The President and CEO of the Business Council of Canada Goldy Hyder was quick to define it as the ‘Freeland Doctrine’ and called it “a serious speech for a serious time.” 

The Proofpoint(s)? 

With the IMF’s Annual Meetings now behind us and the 2022 G20 Leaders’ Summit and COP27 approaching soon, the timing of such a speech implies a stronger likelihood it is less of an inspiring daydream and more of a trial balloon to see what the global appetite for Canadian friendshoring might be. 

Freeland believes friendshoring could “help preserve the planet” and “speed up the green transition,” referencing the recent agreement to establish a “transatlantic Canada-Germany supply corridor” as one example. 

Additionally, Natural Resources Minister Jonathan Wilkinson said Ottawa doesn’t expect to see significant declines in the use of oil before 2030. He may have said this to quell fears from industry, but it is also true that Canada does not produce enough to cover its domestic needs and will need time to scale alternative transportation options like electric vehicles. 

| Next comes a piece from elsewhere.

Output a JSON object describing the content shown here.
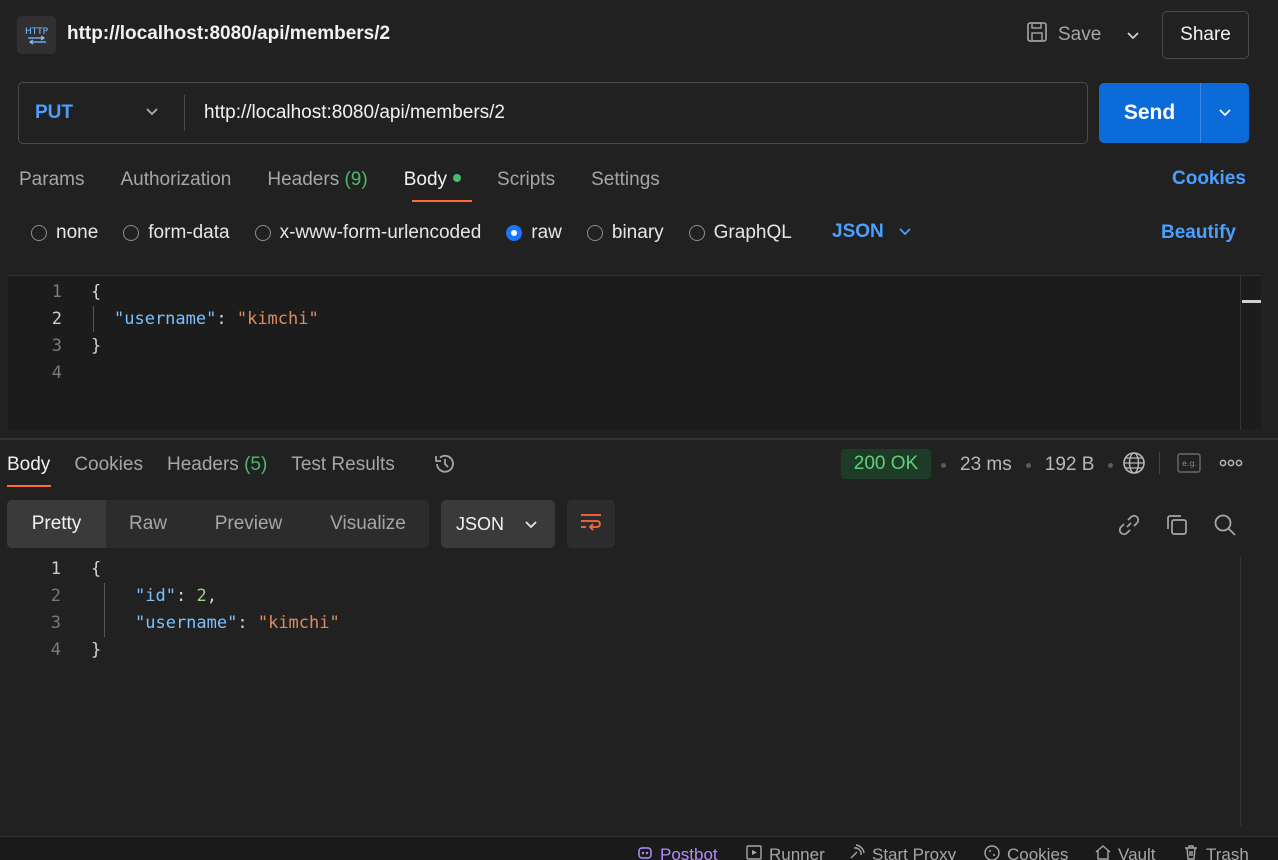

While Freeland emphasized the urgent need for democratic countries to band together to starve the “world’s tyrants” of any inspiration,  what happens once we check that off the list? Could friendshoring truly mitigate the impacts of climate change? Will it truly take a fresh, new bite out of climate change if American-manufactured electric vehicles are all powered by critical minerals mined in Canada? 

Freeland also contends that wealthier industrialized countries would open their arms and welcome less-resourced nations into this friendship club as long as they played by the rules. How we agree upon the rulebook is yet to be determined and poses a complicated doing (and undoing) of existing agreements that might not privilege all players equally. A recent example of this challenge is the stalled negotiations about reopening Canadian NEXUS centres. Despite growing backlogs, Canada’s Ambassador to the U.S., Kirsten Hillman, expressed frustrations with how unfriendly the U.S.’ “hardball approach” has been. 

Friendshoring: To some, it sounds too good to be true and too simple a solution to growing international conflict upheld by an intricate web of multilateral trade agreements. Still, Freeland romanced the idea with conviction. She’ll need that resolve; she has her work cut out for her.